資源に恵まれて独自の進化を遂げてきた富山の蒲鉾

富山には人生の節目に蒲鉾を重用する文化がある。
結婚式、入学式、就職、引越し、還暦祝い……。
おめでたい席には必ず、蒲鉾が並ぶのだ。
そして富山は日本で唯一、板付き蒲鉾の生産がない県でもある。
蒲鉾需要が低いのではない。
逆に人々の生活に身近だからこそ、おなじみの板付きではなく、独自の形に発展を遂げてきたのである。
良質の水と魚に恵まれた地。
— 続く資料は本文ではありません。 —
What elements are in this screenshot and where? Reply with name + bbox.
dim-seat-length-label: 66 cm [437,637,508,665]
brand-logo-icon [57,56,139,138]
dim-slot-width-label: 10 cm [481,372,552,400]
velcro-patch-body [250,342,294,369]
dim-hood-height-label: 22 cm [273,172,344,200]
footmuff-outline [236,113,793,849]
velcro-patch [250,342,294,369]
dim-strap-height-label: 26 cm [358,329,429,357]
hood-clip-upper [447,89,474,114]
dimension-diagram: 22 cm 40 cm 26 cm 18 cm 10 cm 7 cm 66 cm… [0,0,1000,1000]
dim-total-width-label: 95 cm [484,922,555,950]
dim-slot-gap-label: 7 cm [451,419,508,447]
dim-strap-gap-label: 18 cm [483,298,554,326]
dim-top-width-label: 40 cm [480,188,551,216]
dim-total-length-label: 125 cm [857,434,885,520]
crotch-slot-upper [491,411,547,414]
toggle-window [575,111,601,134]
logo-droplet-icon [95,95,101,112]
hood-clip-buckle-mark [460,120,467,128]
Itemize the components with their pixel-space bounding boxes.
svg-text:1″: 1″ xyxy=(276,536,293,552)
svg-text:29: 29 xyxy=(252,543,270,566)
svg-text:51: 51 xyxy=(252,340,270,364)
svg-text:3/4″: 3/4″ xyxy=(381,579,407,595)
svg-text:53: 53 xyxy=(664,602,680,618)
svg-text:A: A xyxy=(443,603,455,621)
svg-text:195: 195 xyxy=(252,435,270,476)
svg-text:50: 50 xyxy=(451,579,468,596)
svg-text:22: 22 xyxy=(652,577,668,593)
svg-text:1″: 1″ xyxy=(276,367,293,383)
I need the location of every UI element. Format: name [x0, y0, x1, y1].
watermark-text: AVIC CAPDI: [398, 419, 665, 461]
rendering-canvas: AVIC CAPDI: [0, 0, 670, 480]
蒲鉾は、人々の生活と切っても切れない縁があるのだ。
そんな富山県の魚津市に店を構える『河内屋』。
県民に問えば間違いなく三本の指に入る知名度を誇るが、意外にも創業は昭和22年。
もちろん約60年という確かな歴史はあるが、老舗の多いこの業界にあっては最後発の生産者だ。
では、いかにして数多の先達をごぼう抜きにしてトップ集団に躍り出たのだろうか。
それはひとえに、頑固なまでに守り通してきた独自路線にある。

品質第一、手作りにこだわり続けた業界の風雲児

「洋食化が進む昨今、蒲鉾は苦境に立っています」河内肇社長は、そう分析する。
富山だけで20年ほど前は66社あった蒲鉾生産会社が、現在は28社。
全国では2200社から800社ほどに減少している。
そして需要が減れば次に待つのは、価格競争だ。
小売店の店先で手に取ってもらうよう、なるべく低価格を目指す。
しかしこちらは、その勝負には乗らなかった。
新参だからこそ同じ舞台に立たず、独自の路線を貫く。
苦境であってもブレることなく選んだのは、徹底した品質第一主義だった。
「最高の蒲鉾を作り続ければ、きっとどんな世代にも受け入れてもらえるはず」その思いを胸に、最上級のすり身と塩、立山の伏流水を使い蒲鉾を作り続ける。
さらに多品種少量生産という点も良い方へ作用した。
成形機ではなくすべて手作りで仕上げるが故に、あらゆるオーダーに柔軟に対応できる。
新製品も次々に世に送り出せるのも、手作りのメリットだ。
この生真面目な信念が、やがて「河内屋」の名を轟かせる。
そしてその信念は、新たな転機を呼び寄せた。昭和59年の鮨蒲の発売だ。

かつてない発想から生まれた鮨蒲が大ヒット

常に新たな蒲鉾の可能性を探求していた先代社長。
ある日、家族で鮨屋を訪れたときに閃きが生まれた。
「鮨屋の付加価値は、鮨ネタ。ならばこれを蒲鉾でやってみたらどうだろう」それからは試行錯誤の連続。
あらゆる鮨ネタを試し、試作品を作る。
その数は1000種類を越えたというから驚きだ。
そしてついに満足できる商品が完成する。
日本海の豊富な水産資源と守り続けた上質な蒲鉾の品質、そして飽くなき探究心が、鮨ネタを乗せた蒲鉾=鮨蒲として世に出たのだ。
もちろんこれは、たちまち大ヒット。
「河内屋」の名を、ますます世間に知らしめることとなった。
もちろん、ひとつのヒット商品に甘んじる会社ではない。
現社長が経営に入ってからも、社風とも呼べるチャレンジ精神は脈々と受け継がれている。
業界に先駆けたISO認証、先のIT化を睨んだいち早い「kamaboko.co.jp」ドメインの取得、60種にも及ぶ多彩なバリエーション。
名店と呼ばれる現在もなお、時代を切り開く冒険者の心で「河内屋」は走り続けている。